Марио Варгас Льоса (р. 1936) — автор десятка романов, рассказов, пьес, книг художественной критики, лауреат престижнейших испанских и латиноамериканских литературных премий, общественный деятель (в 1990 году он был кандидатом на пост президента Перу), и все-таки он не получил, как три вышеназванных писателя, подобного признания в России; пожалуй, и во всем мире за пределами Испании и Латинской Америки тоже. Попытаемся разобраться в причинах такой «локальной» популярности.

Рассуждая о том, почему имя испанца Франсиско де Кеведо не значится «в списках имен всемирно знаменитых», Борхес писал: «Нет такого писателя с мировой славой, который бы не вычеканил себе символа; причем надо заметить, символ этот не всегда объективен и отчетлив. […] Кеведо по своим возможностям не ниже кого бы то ни было, однако ему не удалось найти символ, завладевающий воображением людей».

Что может претендовать на роль такого главного символа у Варгаса Льосы? В предисловии к одному из сборников своих рассказов сам писатель замечал: «Существуют писатели „интенсивные“ и „экстенсивные“: то есть те, кто на всем протяжении своего творчества сосредоточен на одной центральной теме или идее, углубляет и обогащает ее в каждом своем произведении, — так делали Кафка, Фолкнер или Вирджиния Вулф, и те, кто разбрасывается и меняется от книги к книге, осваивая все новые и новые территории, — как, например, Мелвилл, Толстой или Бальзак. Хоть мне и хотелось бы попасть в первую категорию, эта книга, по-моему, неопровержимо доказывает мою принадлежность ко второй». В произведениях Варгаса Льосы есть безжалостные описания сцен насилия; есть привлекающие своим экзотизмом зарисовки жизни в сельве и в Андских горах; есть герои, кочующие из книги в книгу; трудно оставить без внимания и трагикомическую полупристойную историю Фитюльки Куэльяра — но всего этого, пожалуй, недостаточно.

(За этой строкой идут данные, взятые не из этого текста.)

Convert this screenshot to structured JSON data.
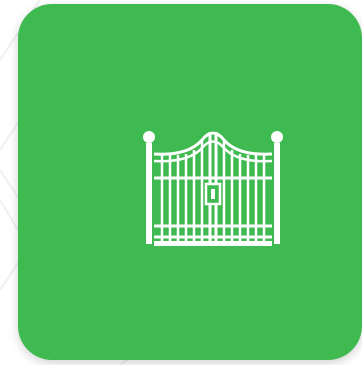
{
  "app_icon": {
    "icon_name": "gate-icon",
    "tile_color": "#3fba50",
    "icon_color": "#ffffff",
    "background_color": "#ffffff",
    "pattern_color": "#eef0f2"
  }
}
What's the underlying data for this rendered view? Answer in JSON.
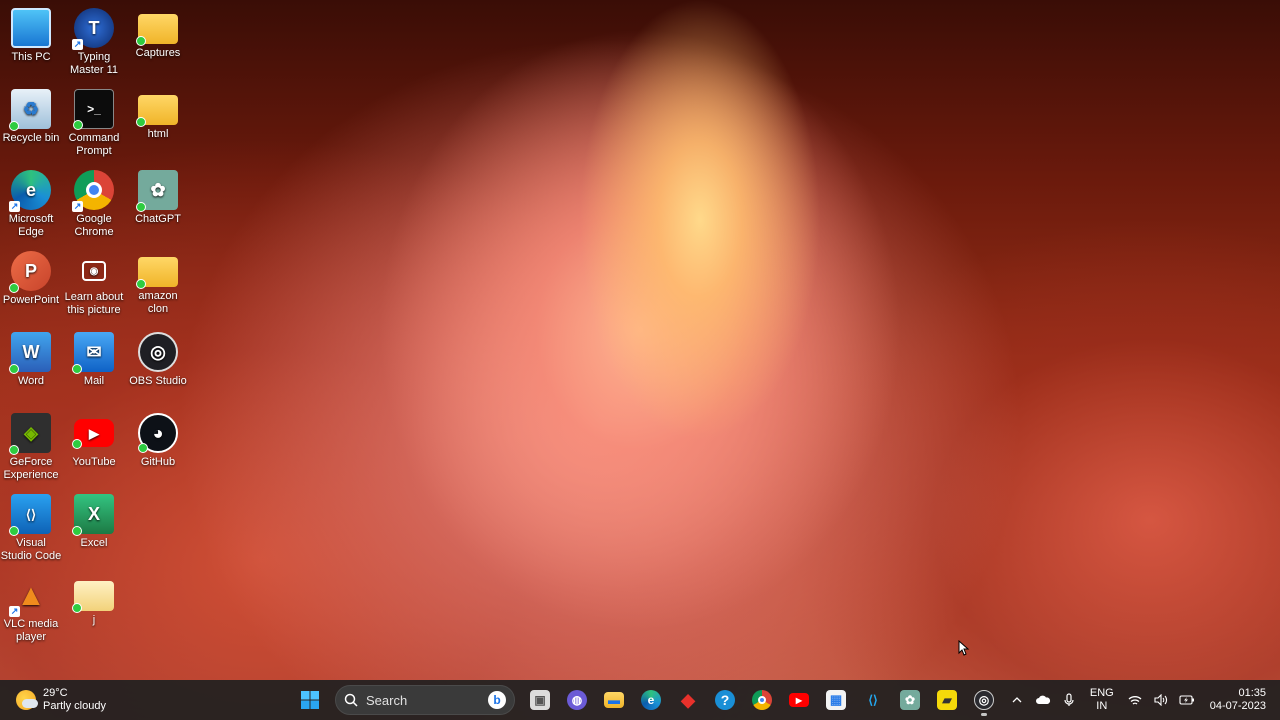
{
  "desktop": {
    "icons": [
      {
        "label": "This PC",
        "glyph": "▭",
        "color": "#3aa0e0"
      },
      {
        "label": "Typing Master 11",
        "glyph": "T",
        "color": "#1b3f8f"
      },
      {
        "label": "Captures",
        "glyph": "",
        "color": "#f2c744"
      },
      {
        "label": "Recycle bin",
        "glyph": "♻",
        "color": "#7fa8c9"
      },
      {
        "label": "Command Prompt",
        "glyph": ">_",
        "color": "#111111"
      },
      {
        "label": "html",
        "glyph": "",
        "color": "#f2c744"
      },
      {
        "label": "Microsoft Edge",
        "glyph": "e",
        "color": "#1a8fd6"
      },
      {
        "label": "Google Chrome",
        "glyph": "●",
        "color": "#db4437"
      },
      {
        "label": "ChatGPT",
        "glyph": "✿",
        "color": "#74aa9c"
      },
      {
        "label": "PowerPoint",
        "glyph": "P",
        "color": "#c8442b"
      },
      {
        "label": "Learn about this picture",
        "glyph": "◉",
        "color": "#2b2b2b"
      },
      {
        "label": "amazon clon",
        "glyph": "",
        "color": "#f2c744"
      },
      {
        "label": "Word",
        "glyph": "W",
        "color": "#2b5fb8"
      },
      {
        "label": "Mail",
        "glyph": "✉",
        "color": "#1e7fd8"
      },
      {
        "label": "OBS Studio",
        "glyph": "◎",
        "color": "#1f1f24"
      },
      {
        "label": "GeForce Experience",
        "glyph": "◈",
        "color": "#2f2f2f"
      },
      {
        "label": "YouTube",
        "glyph": "▶",
        "color": "#ff0000"
      },
      {
        "label": "GitHub",
        "glyph": "◕",
        "color": "#1b1f23"
      },
      {
        "label": "Visual Studio Code",
        "glyph": "⟨⟩",
        "color": "#1f8ad2"
      },
      {
        "label": "Excel",
        "glyph": "X",
        "color": "#1d7a44"
      },
      {
        "label": "VLC media player",
        "glyph": "▲",
        "color": "#f08b1d"
      },
      {
        "label": "j",
        "glyph": "",
        "color": "#f2d27a"
      }
    ]
  },
  "taskbar": {
    "weather": {
      "temp": "29°C",
      "condition": "Partly cloudy"
    },
    "search_placeholder": "Search",
    "search_bing": "b",
    "apps": [
      {
        "name": "task-view",
        "glyph": "▣",
        "color": "#8a8a8a"
      },
      {
        "name": "teams-chat",
        "glyph": "◍",
        "color": "#6b5bd6"
      },
      {
        "name": "file-explorer",
        "glyph": "▬",
        "color": "#f2c744"
      },
      {
        "name": "edge",
        "glyph": "e",
        "color": "#1a8fd6"
      },
      {
        "name": "anydesk",
        "glyph": "◆",
        "color": "#e8312b"
      },
      {
        "name": "help",
        "glyph": "?",
        "color": "#1a8fd6"
      },
      {
        "name": "chrome",
        "glyph": "●",
        "color": "#db4437"
      },
      {
        "name": "youtube",
        "glyph": "▶",
        "color": "#ff0000"
      },
      {
        "name": "store",
        "glyph": "▦",
        "color": "#2b7de9"
      },
      {
        "name": "vscode",
        "glyph": "⟨⟩",
        "color": "#1f8ad2"
      },
      {
        "name": "chatgpt",
        "glyph": "✿",
        "color": "#74aa9c"
      },
      {
        "name": "sticky-notes",
        "glyph": "▰",
        "color": "#f5d90a"
      },
      {
        "name": "obs",
        "glyph": "◎",
        "color": "#2a2a30"
      }
    ],
    "tray": {
      "chevron": "^",
      "language_top": "ENG",
      "language_bottom": "IN",
      "time": "01:35",
      "date": "04-07-2023"
    }
  }
}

На мой взгляд, главное в творчестве Варгаса Льосы — его неподражаемая писательская техника, которая и делает его стиль узнаваемым. Новая манера письма — это как раз то, что труднее всего передать на другом языке. Сказанное отнюдь не умаляет заслуг переводчиков писателя на русский язык: его переводили много и хорошо — это лишь попытка объяснить, почему имя Марио Варгаса Льосы в испаноговорящем мире всегда будет значить больше, чем за его пределами.

В нашей книге собраны малые произведения Варгаса Льосы, по которым можно судить о раннем этапе его творчества: в первом своем сборнике рассказов молодой перуанец «пробует на вкус» литературное ремесло, вырабатывает свою писательскую технику; в повести «Щенки» демонстрирует богатый потенциал этой неповторимой техники; в эссе и устных выступлениях раскрывает перед читателями свое видение мира, в котором он творит, и миров, им самим сотворенных.

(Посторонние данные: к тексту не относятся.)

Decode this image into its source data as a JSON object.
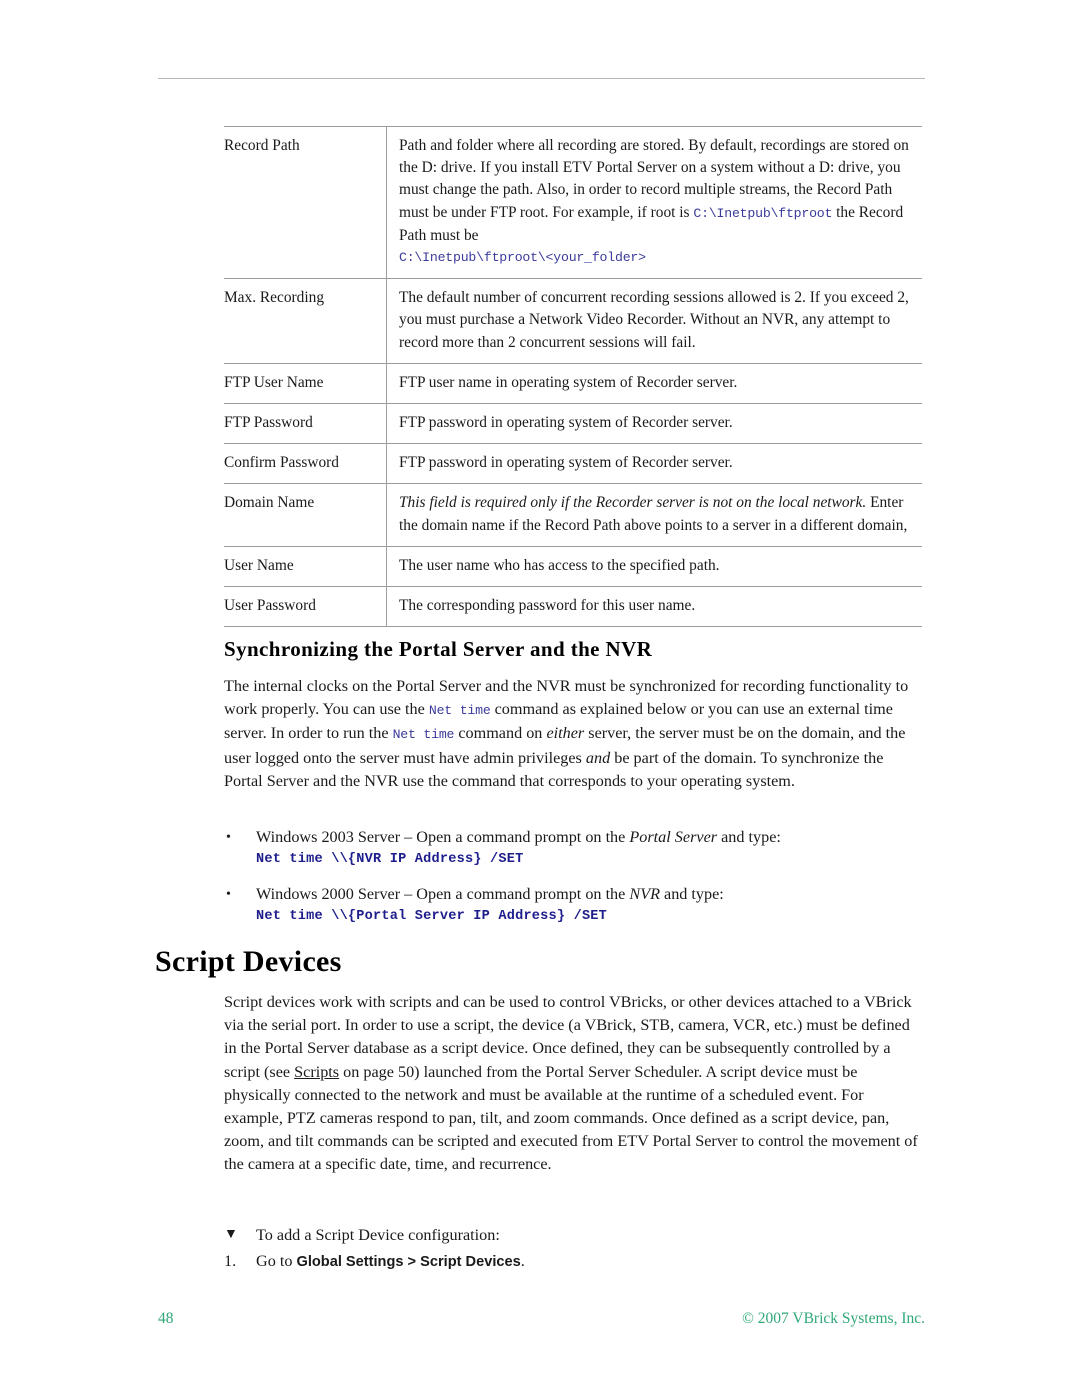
{
  "document": {
    "page_number": "48",
    "copyright": "© 2007 VBrick Systems, Inc."
  },
  "spec_table": {
    "rows": [
      {
        "term": "Record Path",
        "desc_lead": "Path and folder where all recording are stored. By default, recordings are stored on the D: drive. If you install ETV Portal Server on a system without a D: drive, you must change the path. Also, in order to record multiple streams, the Record Path must be under FTP root. For example, if root is ",
        "desc_code_inline": "C:\\Inetpub\\ftproot",
        "desc_tail": " the Record Path must be",
        "desc_code_block": "C:\\Inetpub\\ftproot\\<your_folder>"
      },
      {
        "term": "Max. Recording",
        "desc": "The default number of concurrent recording sessions allowed is 2. If you exceed 2, you must purchase a Network Video Recorder. Without an NVR, any attempt to record more than 2 concurrent sessions will fail."
      },
      {
        "term": "FTP User Name",
        "desc": "FTP user name in operating system of Recorder server."
      },
      {
        "term": "FTP Password",
        "desc": "FTP password in operating system of Recorder server."
      },
      {
        "term": "Confirm Password",
        "desc": "FTP password in operating system of Recorder server."
      },
      {
        "term": "Domain Name",
        "desc_italic": "This field is required only if the Recorder server is not on the local network.",
        "desc_rest": " Enter the domain name if the Record Path above points to a server in a different domain,"
      },
      {
        "term": "User Name",
        "desc": "The user name who has access to the specified path."
      },
      {
        "term": "User Password",
        "desc": "The corresponding password for this user name."
      }
    ]
  },
  "sync_section": {
    "heading": "Synchronizing the Portal Server and the NVR",
    "para_1": "The internal clocks on the Portal Server and the NVR must be synchronized for recording functionality to work properly. You can use the ",
    "cmd_inline_1": "Net time",
    "para_2": " command as explained below or you can use an external time server. In order to run the ",
    "cmd_inline_2": "Net time",
    "para_3": " command on ",
    "para_either": "either",
    "para_4": " server, the server must be on the domain, and the user logged onto the server must have admin privileges ",
    "para_and": "and",
    "para_5": " be part of the domain. To synchronize the Portal Server and the NVR use the command that corresponds to your operating system.",
    "bullets": [
      {
        "marker": "•",
        "text_lead": "Windows 2003 Server – Open a command prompt on the ",
        "text_italic": "Portal Server",
        "text_tail": " and type:",
        "command": "Net time \\\\{NVR IP Address} /SET"
      },
      {
        "marker": "•",
        "text_lead": "Windows 2000 Server – Open a command prompt on the ",
        "text_italic": "NVR",
        "text_tail": " and type:",
        "command": "Net time \\\\{Portal Server IP Address} /SET"
      }
    ]
  },
  "script_devices_section": {
    "heading": "Script Devices",
    "para_lead": "Script devices work with scripts and can be used to control VBricks, or other devices attached to a VBrick via the serial port. In order to use a script, the device (a VBrick, STB, camera, VCR, etc.) must be defined in the Portal Server database as a script device. Once defined, they can be subsequently controlled by a script (see ",
    "xref_label": "Scripts",
    "para_mid": " on page 50) launched from the Portal Server Scheduler. A script device must be physically connected to the network and must be available at the runtime of a scheduled event. For example, PTZ cameras respond to pan, tilt, and zoom commands. Once defined as a script device, pan, zoom, and tilt commands can be scripted and executed from ETV Portal Server to control the movement of the camera at a specific date, time, and recurrence.",
    "procedure": {
      "intro_marker": "▼",
      "intro_text": "To add a Script Device configuration:",
      "steps": [
        {
          "marker": "1.",
          "text_lead": "Go to ",
          "text_bold": "Global Settings > Script Devices",
          "text_tail": "."
        }
      ]
    }
  },
  "colors": {
    "code_blue": "#3b3b9c",
    "command_blue": "#1d1d8c",
    "footer_green": "#2fa877",
    "rule_gray": "#9b9b9b"
  }
}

Реальность и вымысел в творчестве Варгаса Льосы тесно переплетены. В этом смысле показательна история его первого литературного успеха. В 1957 году журнал «Revue Franchise» объявил конкурс на лучший перуанский рассказ, премия победителю — двухнедельная поездка в Париж. «Меня, как и всю здравствующую на тот момент перуанскую литературу, швырнуло к пишущей машинке, — вспоминает писатель, — так и родился рассказ „Поединок“». Так молодой журналист из Лимы выиграл конкурс, побывал в городе, воплощавшем для него всю европейскую литературу, и утвердился в мысли, что, чтобы из него получился писатель, нужно покинуть Перу. Вскоре Варгас Льоса надолго переселился в Европу, жил в Мадриде, Париже, Лондоне, Барселоне, брался за любую работу, которая не отрывала его от пишущей машинки, — и стал знаменитым перуанским писателем.

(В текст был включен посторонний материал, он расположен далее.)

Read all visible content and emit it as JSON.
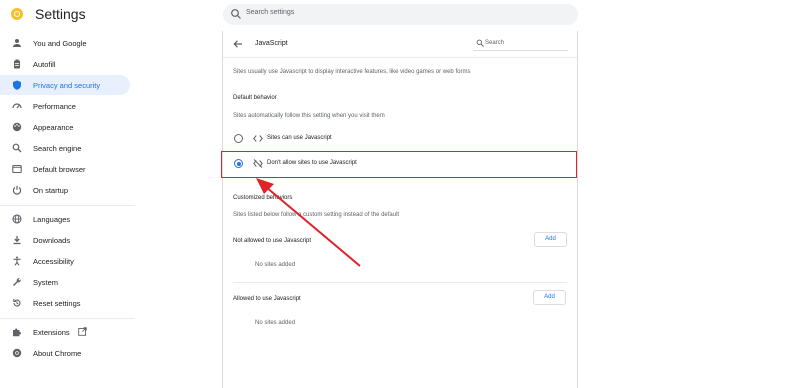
{
  "header": {
    "app_title": "Settings",
    "search_placeholder": "Search settings"
  },
  "sidebar": {
    "items": [
      {
        "label": "You and Google",
        "icon": "person-icon"
      },
      {
        "label": "Autofill",
        "icon": "clipboard-icon"
      },
      {
        "label": "Privacy and security",
        "icon": "shield-icon",
        "active": true
      },
      {
        "label": "Performance",
        "icon": "speedometer-icon"
      },
      {
        "label": "Appearance",
        "icon": "palette-icon"
      },
      {
        "label": "Search engine",
        "icon": "search-icon"
      },
      {
        "label": "Default browser",
        "icon": "browser-icon"
      },
      {
        "label": "On startup",
        "icon": "power-icon"
      },
      {
        "label": "Languages",
        "icon": "globe-icon"
      },
      {
        "label": "Downloads",
        "icon": "download-icon"
      },
      {
        "label": "Accessibility",
        "icon": "accessibility-icon"
      },
      {
        "label": "System",
        "icon": "wrench-icon"
      },
      {
        "label": "Reset settings",
        "icon": "reset-icon"
      },
      {
        "label": "Extensions",
        "icon": "puzzle-icon"
      },
      {
        "label": "About Chrome",
        "icon": "chrome-icon"
      }
    ]
  },
  "main": {
    "page_title": "JavaScript",
    "search_placeholder": "Search",
    "description": "Sites usually use Javascript to display interactive features, like video games or web forms",
    "default_behavior": {
      "heading": "Default behavior",
      "subtext": "Sites automatically follow this setting when you visit them",
      "options": [
        {
          "label": "Sites can use Javascript",
          "selected": false,
          "icon": "code-icon"
        },
        {
          "label": "Don't allow sites to use Javascript",
          "selected": true,
          "icon": "code-off-icon"
        }
      ]
    },
    "customized": {
      "heading": "Customized behaviors",
      "subtext": "Sites listed below follow a custom setting instead of the default",
      "not_allowed": {
        "label": "Not allowed to use Javascript",
        "add_label": "Add",
        "empty": "No sites added"
      },
      "allowed": {
        "label": "Allowed to use Javascript",
        "add_label": "Add",
        "empty": "No sites added"
      }
    }
  },
  "colors": {
    "accent": "#1a73e8",
    "highlight": "#e0222a"
  }
}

Сборник рассказов «Вожаки» вышел в свет в 1959 году в Барселоне и был отмечен премией имени Леопольде Аласа. Эти рассказы иногда называют ученическими — мне трудно с этим согласиться. Несмотря на молодость автора, это вполне зрелая и самобытная проза, интересная сама по себе, а не только в контексте последующего творчества писателя. С другой стороны, верно то, что Варгас Льоса — по преимуществу автор романов (или «коротких романов», таких как «Щенки»), с жанром романа связаны и его литературно-критические симпатии; рассказ для него всегда остается приближением, подготовительным этапом на пути к большой книге.

В каком-то смысле все написанное Варгасом в пятидесятые — семидесятые годы действительно представляет собой одну большую книгу, книгу о Перу и о самом себе. Эти тексты объединяются общими героями (которые переходят из книги в книгу или имеют сходную биографию, принадлежат одному кругу), местами действия (Лима, Пьюра, горы, амазонская сельва — все это знакомые писателю по личному опыту части его страны) и, конечно, темами и единой манерой письма. «Можно сказать, что сборник „Вожаки“ представляет собой фундамент всего творчества Варгаса Льосы, — пишет А. Матилья Ривас, — в том, что касается его тематики, его мировоззрения и его повествовательной техники и стратегии». В ряду основных составляющих раннего творчества Варгаса зарубежные исследователи выделяют насилие, детерминизм и культ мужской силы (мачизм).

Насилие, жестокость, страх и принуждение представляют собой основные стихии, царящие в первой книге Варгаса; об этом почти не говорится напрямую, но именно такие силы управляют поступками героев, определяют их поведение, в этом смысле оправдан разговор о детерминизме. Для себя же герои основывают свои поступки на мужском кодексе чести, который выработан как будто без их участия (во всяком случае, за рамками рассказов), но тем не менее кажется им непреложным.

Так, например, «Воскресный день» начинается с признания в любви, но на самом деле юные герои, члены кружка «грифов», озабочены в первую очередь тем, чтобы не уронить свое достоинство перед товарищами и шире — перед «всем Мирафлоресом»: таков большой круг, ограничивающий их поле зрения. Поэтому «грифы» столь несвободны, управляемы в своем поведении: один жест или фраза, сказанная при всех, неизбежно вызывает ответную реакцию, известную заранее: «Нет! — воскликнул Мигель. — Я приглашаю всех или никого. Если Рубен уйдет, обеда не будет». — «Ты слышал, гриф Рубен? — сказал Франсиско. — Придется остаться».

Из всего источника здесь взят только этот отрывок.